What should be the shape I should use so I can further develop the network?

Attached the whole code:

PART I retrieves the training data

import gym
import random
import numpy as np
from statistics import mean, median
from collections import Counter


### GAME VARIABLE SETTINGS ###
env = gym.make('MsPacman-v0')
env.reset()

goal_steps = 2000
score_requirement = 250
initial_games = 200

print('Options to play: ',env.unwrapped.get_action_meanings())


### DEFINE FUNCTIONS ####

def reshape_dimensions(observation):
    processed = np.mean(observation,2,keepdims = False)
    cropped = processed[35:195]
    result = cropped[::2,::2]

    return result

def initial_population():
    training_data = []
    scores = []
    accepted_scores = []

    for _ in range(initial_games):
        score = 0
        game_memory = []
        prev_obvservation = []
        for _ in range(goal_steps):
            #env.render()
            action = env.action_space.sample() #Take random action in the env
            observation, reward, done, info = env.step(action)

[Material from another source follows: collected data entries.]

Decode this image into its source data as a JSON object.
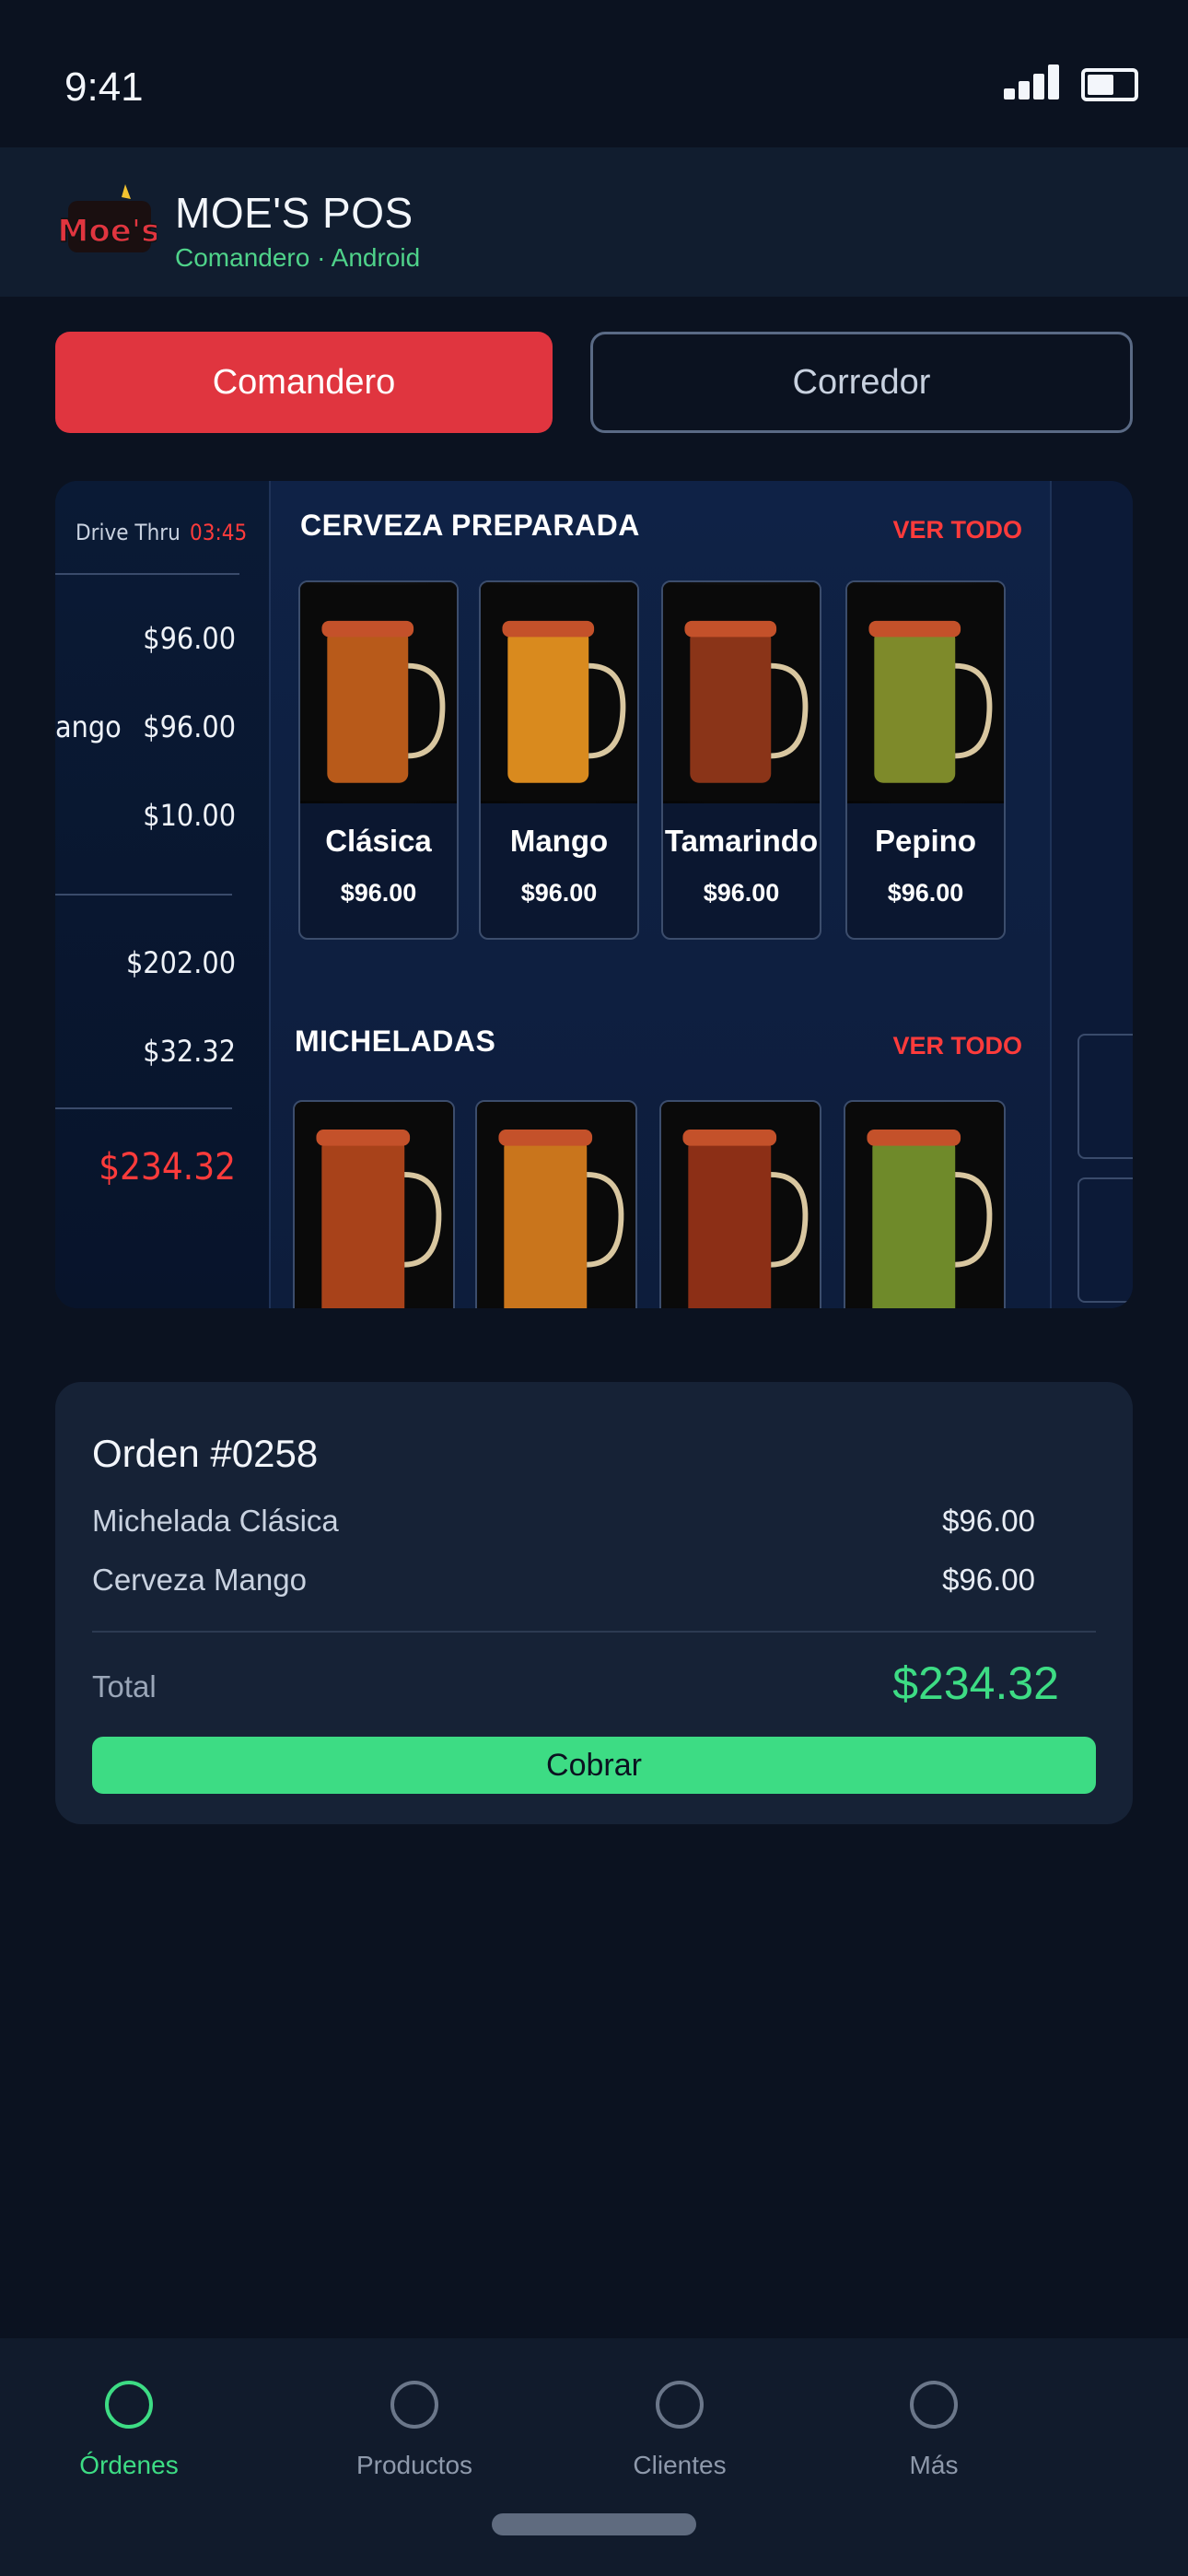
{
  "status": {
    "time": "9:41"
  },
  "header": {
    "title": "MOE'S POS",
    "subtitle": "Comandero · Android",
    "logo_text": "Moe's"
  },
  "toggle": {
    "primary_label": "Comandero",
    "secondary_label": "Corredor"
  },
  "menu_preview": {
    "left": {
      "mode": "Drive Thru",
      "timer": "03:45",
      "line_prices": [
        "$96.00",
        "$96.00",
        "$10.00"
      ],
      "partial_item": "ango",
      "subtotal": "$202.00",
      "tax": "$32.32",
      "total": "$234.32"
    },
    "sections": [
      {
        "title": "CERVEZA PREPARADA",
        "link": "VER TODO",
        "products": [
          {
            "name": "Clásica",
            "price": "$96.00",
            "color": "#b85a1a"
          },
          {
            "name": "Mango",
            "price": "$96.00",
            "color": "#d98a1e"
          },
          {
            "name": "Tamarindo",
            "price": "$96.00",
            "color": "#8a3418"
          },
          {
            "name": "Pepino",
            "price": "$96.00",
            "color": "#7e8a2a"
          }
        ]
      },
      {
        "title": "MICHELADAS",
        "link": "VER TODO",
        "products": [
          {
            "color": "#a8421a"
          },
          {
            "color": "#c9751c"
          },
          {
            "color": "#8c2f16"
          },
          {
            "color": "#6f8a2a"
          }
        ]
      }
    ]
  },
  "order": {
    "title": "Orden #0258",
    "items": [
      {
        "name": "Michelada Clásica",
        "price": "$96.00"
      },
      {
        "name": "Cerveza Mango",
        "price": "$96.00"
      }
    ],
    "total_label": "Total",
    "total_value": "$234.32",
    "action_label": "Cobrar"
  },
  "nav": [
    {
      "label": "Órdenes",
      "active": true
    },
    {
      "label": "Productos",
      "active": false
    },
    {
      "label": "Clientes",
      "active": false
    },
    {
      "label": "Más",
      "active": false
    }
  ],
  "colors": {
    "accent_red": "#e0353f",
    "accent_green": "#3ddc84",
    "background": "#0b1220"
  }
}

            reshape_observation = reshape_dimensions(observation)

            if len(prev_obvservation) > 0:
                game_memory.append([prev_obvservation, action])

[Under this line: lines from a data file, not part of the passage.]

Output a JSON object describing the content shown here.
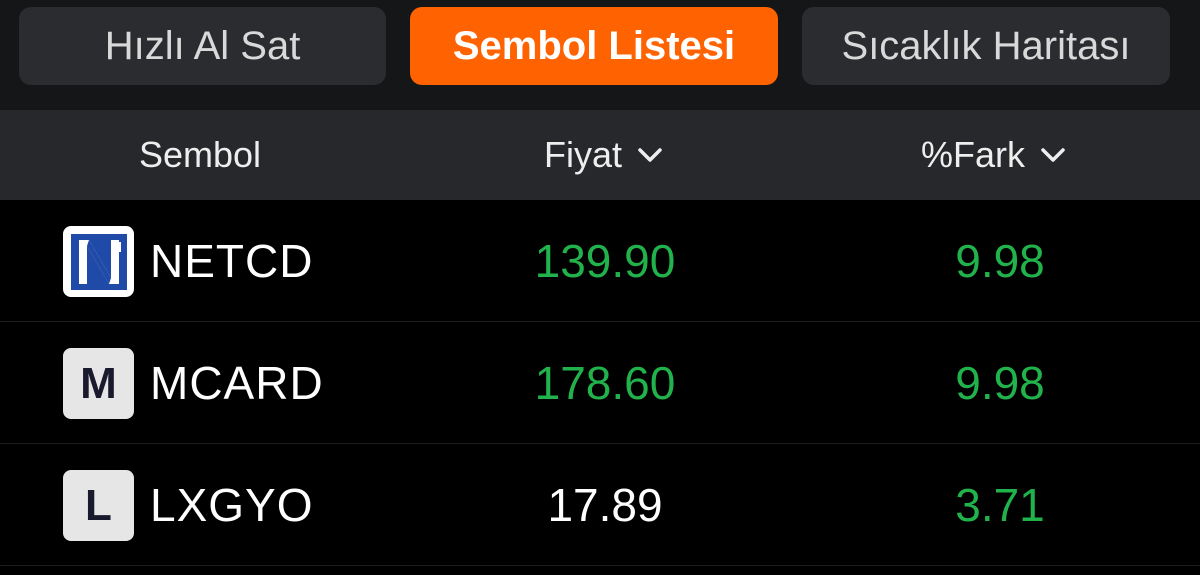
{
  "tabs": [
    {
      "label": "Hızlı Al Sat",
      "active": false
    },
    {
      "label": "Sembol Listesi",
      "active": true
    },
    {
      "label": "Sıcaklık Haritası",
      "active": false
    }
  ],
  "header": {
    "symbol": "Sembol",
    "price": "Fiyat",
    "diff": "%Fark",
    "sort_icon": "chevron-down-icon"
  },
  "rows": [
    {
      "logo": "netcd-logo",
      "logo_letter": "",
      "symbol": "NETCD",
      "price": "139.90",
      "diff": "9.98",
      "price_color": "#22b24c",
      "diff_color": "#22b24c"
    },
    {
      "logo": "m-logo",
      "logo_letter": "M",
      "symbol": "MCARD",
      "price": "178.60",
      "diff": "9.98",
      "price_color": "#22b24c",
      "diff_color": "#22b24c"
    },
    {
      "logo": "l-logo",
      "logo_letter": "L",
      "symbol": "LXGYO",
      "price": "17.89",
      "diff": "3.71",
      "price_color": "#ffffff",
      "diff_color": "#22b24c"
    }
  ],
  "colors": {
    "accent": "#ff6200",
    "positive": "#22b24c",
    "neutral": "#ffffff",
    "background": "#000000"
  }
}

            prev_obvservation = reshape_observation

            score = score + reward
            if done: 
                break

        if score >= score_requirement:
            accepted_scores.append(score)

            for data in game_memory: 
                if data[1] == 0:
                    output = [1,0,0,0,0,0,0,0,0]
                elif data[1] == 1:
                    output = [0,1,0,0,0,0,0,0,0]
                elif data[1] == 2:
                    output = [0,0,1,0,0,0,0,0,0]
                elif data[1] == 3:
                    output = [0,0,0,1,0,0,0,0,0]
                elif data[1] == 4:
                    output = [0,0,0,0,1,0,0,0,0]
                elif data[1] == 5:
                    output = [0,0,0,0,0,1,0,0,0]
                elif data[1] == 6:
                    output = [0,0,0,0,0,0,1,0,0]
                elif data[1] == 7:
                    output = [0,0,0,0,0,0,0,1,0]
                elif data[1] == 8:
                    output = [0,0,0,0,0,0,0,0,1]

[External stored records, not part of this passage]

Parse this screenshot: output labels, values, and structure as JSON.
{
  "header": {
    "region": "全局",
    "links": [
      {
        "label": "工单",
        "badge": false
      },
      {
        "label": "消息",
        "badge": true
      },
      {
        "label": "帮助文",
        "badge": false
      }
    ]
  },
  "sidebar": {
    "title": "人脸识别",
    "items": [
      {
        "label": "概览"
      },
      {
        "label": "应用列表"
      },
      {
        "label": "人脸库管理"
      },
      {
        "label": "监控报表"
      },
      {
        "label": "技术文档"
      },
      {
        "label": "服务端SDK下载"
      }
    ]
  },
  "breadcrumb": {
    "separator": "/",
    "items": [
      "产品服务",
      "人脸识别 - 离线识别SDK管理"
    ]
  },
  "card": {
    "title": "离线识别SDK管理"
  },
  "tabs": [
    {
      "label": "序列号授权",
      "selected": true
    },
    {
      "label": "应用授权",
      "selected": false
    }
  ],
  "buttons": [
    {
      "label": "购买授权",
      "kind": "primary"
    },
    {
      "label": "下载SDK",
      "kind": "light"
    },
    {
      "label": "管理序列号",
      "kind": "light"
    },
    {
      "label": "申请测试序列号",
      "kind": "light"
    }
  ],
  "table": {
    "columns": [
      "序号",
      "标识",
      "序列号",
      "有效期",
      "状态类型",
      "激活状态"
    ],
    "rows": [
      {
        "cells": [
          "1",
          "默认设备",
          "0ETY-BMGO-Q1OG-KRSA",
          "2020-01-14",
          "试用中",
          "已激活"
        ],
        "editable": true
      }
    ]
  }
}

                training_data.append([data[0],output])



        env.reset()
        scores.append(score)


    print('Average accepted scores:', mean(accepted_scores))
    print('Median accepted scores:', median(accepted_scores))
    print(Counter(accepted_scores))

    return training_data 



### RUN CODE ###

training_data = initial_population()
np.save('data_for_training_200.npy', training_data)

PART II trains the model

import gym
import random
import numpy as np
import keras
from statistics import mean, median
from collections import Counter
from keras.models import Sequential
from keras.layers import Dense
from keras.callbacks import EarlyStopping
from keras.optimizers import Adam


### LOAD DATA ###

raw_training_data = np.load("data_for_training_200.npy")
training_data = [i[0:2] for i in raw_training_data]

print(np.shape(training_data))

### DEFINE FUNCTIONS ###


def neural_network_model():

    network = Sequential()
    network.add(Dense(100, activation = 'relu', input_shape = (80,80)))
    network.add(Dense(9,activation = 'softmax'))

    optimizer = Adam(lr = 0.001)

    network.compile(optimizer = optimizer, loss = 'categorical_crossentropy', metrics=['accuracy'])

    return network

def train_model(training_data):

    X = [i[0] for i in training_data]
    y = [i[1] for i in training_data]

    #X = np.array([i[0] for i in training_data])
    #y = np.array([i[1] for i in training_data])

    print('shape of X: ', np.shape(X))
    print('shape of y: ', np.shape(y))

    early_stopping_monitor = EarlyStopping(patience = 3)

    model = neural_network_model()

    model.fit(X, y, epochs = 20, callbacks = [early_stopping_monitor])

    return model

train_model(training_data = training_data)

Solution

  • It seems like you are pre-processing individual images correctly but putting them inside a list instead of an input tensor. From the error message you have a list of 36859 (80,80) arrays while you would like to have a single array of shape (36859, 80, 80). You have the code that does this commented out X = np.array([i[0] for i in training_data]), you have to ensure that every i[0] is of same shape (80,80) for this to work.